Nora venne inghiottita dalla nebbia e immediatamente la pioggia la investì, appiccicandole i capelli alla fronte e al collo. Il ragazzo incappucciato era rimasto immobile, come se avesse aspettato il temporale, e appena Nora era uscita si era girato ed era scomparso nel caos.
Nora si mise a correre per raggiungerlo, girò l'angolo e finì sul retro del locale. Il ragazzo la stava aspettando, il cappuccio calato.

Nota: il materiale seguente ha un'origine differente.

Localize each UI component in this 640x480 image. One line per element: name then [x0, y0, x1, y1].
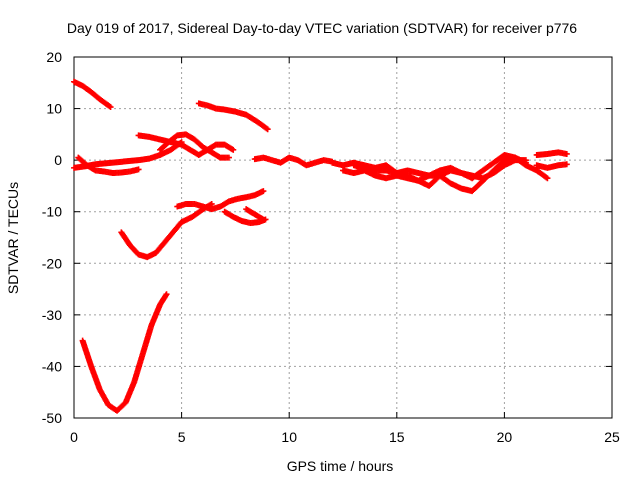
x-tick-label: 25 — [604, 429, 620, 445]
data-series — [350, 157, 529, 189]
y-tick-label: 0 — [54, 152, 62, 168]
data-point-marker — [544, 175, 551, 182]
data-point-marker — [522, 157, 529, 164]
data-series — [195, 100, 271, 133]
data-point-marker — [260, 216, 267, 223]
data-series — [75, 154, 142, 177]
grid-layer — [74, 57, 612, 418]
data-point-marker — [107, 104, 114, 111]
chart-title: Day 019 of 2017, Sidereal Day-to-day VTE… — [67, 20, 577, 36]
y-tick-label: 10 — [46, 101, 62, 117]
plot-frame — [73, 56, 613, 419]
x-tick-label: 0 — [70, 429, 78, 445]
y-tick-label: -20 — [42, 255, 62, 271]
data-point-marker — [260, 188, 267, 195]
data-point-marker — [225, 154, 232, 161]
data-series — [135, 132, 237, 158]
data-series — [71, 78, 114, 111]
y-tick-label: -50 — [42, 410, 62, 426]
data-point-marker — [563, 150, 570, 157]
data-point-marker — [135, 166, 142, 173]
x-tick-label: 5 — [178, 429, 186, 445]
x-axis-label: GPS time / hours — [287, 458, 394, 474]
y-tick-label: -30 — [42, 307, 62, 323]
data-series — [533, 149, 570, 158]
data-point-marker — [543, 174, 550, 181]
data-point-marker — [163, 291, 170, 298]
ticks-layer: 0 5 10 15 20 25 20 10 0 -10 -20 -30 -40 -50 — [42, 49, 620, 445]
data-series — [251, 154, 336, 169]
data-point-marker — [563, 161, 570, 168]
data-series — [243, 206, 267, 223]
data-point-marker — [230, 146, 237, 153]
data-point-marker — [208, 200, 215, 207]
data-layer — [71, 78, 570, 414]
data-series — [79, 291, 170, 414]
x-tick-label: 15 — [389, 429, 405, 445]
x-tick-label: 10 — [281, 429, 297, 445]
data-point-marker — [263, 125, 270, 132]
data-series — [118, 200, 215, 261]
x-tick-label: 20 — [497, 429, 513, 445]
data-point-marker — [264, 126, 271, 133]
y-tick-label: 20 — [46, 49, 62, 65]
y-tick-label: -10 — [42, 204, 62, 220]
data-series — [174, 188, 267, 213]
data-series — [533, 161, 570, 171]
y-tick-label: -40 — [42, 358, 62, 374]
data-series — [157, 131, 232, 161]
y-axis-label: SDTVAR / TECUs — [5, 182, 21, 294]
data-point-marker — [106, 103, 113, 110]
data-series — [221, 208, 269, 227]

Redard Harvey non era famoso per il suo bel sorriso, per gli occhi magnetici o per un fascino esorbitante; Red era famoso per essere pericoloso, grosso, un fantasma. Il braccio destro del Leader, il Ladro. E lui stava aspettando che Nora lo raggiungesse. Nel pugno stringeva qualcosa che si affrettò a lanciare alla ragazza. Nora incespicò mentre afferrava l'oggetto e inghiottì il flutto di lacrime che stava per uscire.
«Perché?» chiese al vento, all'acqua che la stava bagnando.

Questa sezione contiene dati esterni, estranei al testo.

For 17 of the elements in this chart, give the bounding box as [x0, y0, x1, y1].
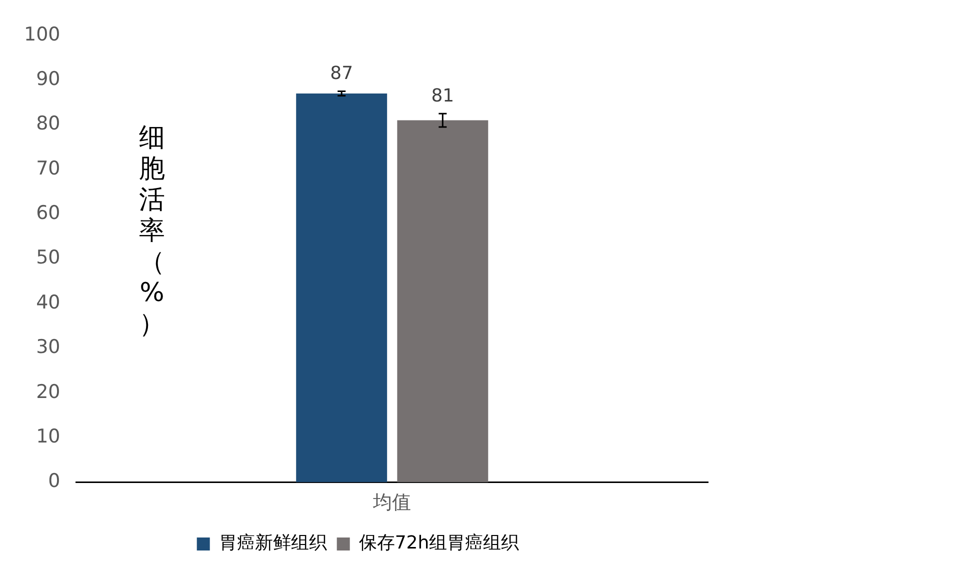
y-tick-label: 100	[24, 23, 60, 46]
y-tick-label: 10	[36, 425, 60, 448]
y-tick-label: 40	[36, 291, 60, 314]
data-label: 81	[431, 85, 454, 106]
data-label: 87	[330, 62, 354, 84]
y-axis-title: 细胞活率（%）	[138, 123, 166, 340]
y-tick-label: 60	[36, 202, 60, 224]
y-tick-label: 0	[48, 470, 60, 492]
y-tick-label: 30	[36, 336, 60, 358]
x-tick-label: 均值	[372, 492, 412, 514]
legend-label: 胃癌新鲜组织	[218, 532, 327, 554]
y-tick-label: 70	[36, 157, 60, 180]
y-tick-label: 80	[36, 112, 60, 135]
y-tick-label: 50	[36, 246, 60, 269]
y-tick-label: 20	[36, 380, 60, 403]
y-tick-label: 90	[36, 68, 60, 90]
legend-label: 保存72h组胃癌组织	[358, 532, 520, 554]
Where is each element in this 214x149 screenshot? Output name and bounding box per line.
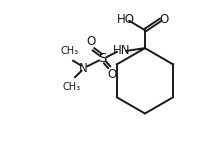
Text: CH₃: CH₃ <box>61 46 79 56</box>
Text: O: O <box>160 13 169 26</box>
Text: N: N <box>79 62 88 75</box>
Text: O: O <box>86 35 96 48</box>
Text: HN: HN <box>113 44 131 57</box>
Text: CH₃: CH₃ <box>63 82 81 92</box>
Text: HO: HO <box>117 13 135 26</box>
Text: S: S <box>99 52 107 65</box>
Text: O: O <box>108 68 117 81</box>
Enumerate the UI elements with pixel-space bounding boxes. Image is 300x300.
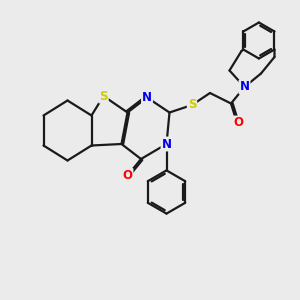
Text: O: O bbox=[122, 169, 133, 182]
Text: S: S bbox=[99, 89, 108, 103]
Text: S: S bbox=[188, 98, 196, 112]
Text: N: N bbox=[161, 137, 172, 151]
Text: O: O bbox=[233, 116, 244, 130]
Text: N: N bbox=[239, 80, 250, 94]
Text: N: N bbox=[142, 91, 152, 104]
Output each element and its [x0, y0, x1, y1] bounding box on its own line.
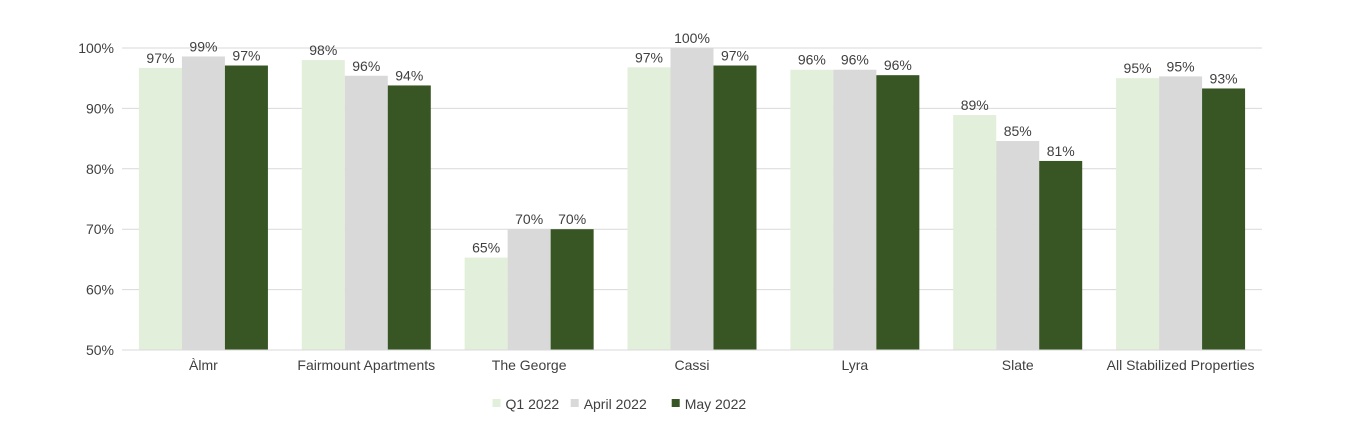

«Mi ricordo di lei» furono le parole di Red che arrivarono alle orecchie di Nora come un'eco lontana, un sussurro segreto.
Gli occhi di Nora non si staccarono dal piccolo orologio rosa che le era stato strappato brutalmente via da Geyer qualche sera prima. Passò il pollice sulla piccola lettera incisa nel metallo lucido. Per Nora fu troppo. Si fece sfuggire un singhiozzo, uno solo, ma potente quanto un tuono.
E Red sobbalzò. Rimase fermo a guardarla, vederla sciogliersi di fronte a quell'oggetto così piccolo, così ridicolo, così rosa. Restò in silenzio aspettando che si calmasse. Restò lontano sperando che lei non si avvicinasse. Nora non lo fece e, quando rialzò gli occhi rossi su Red, le ciglia unite tra di loro a causa della pioggia, lui gonfiò il petto e si ritirò su il cappuccio.
«Mi ricordo anche di te, Nora. Eri una ragazza pura come Lucie. Rimani tale. Non seguirci più. Non seguirmi più. Oppure te ne pentirai.»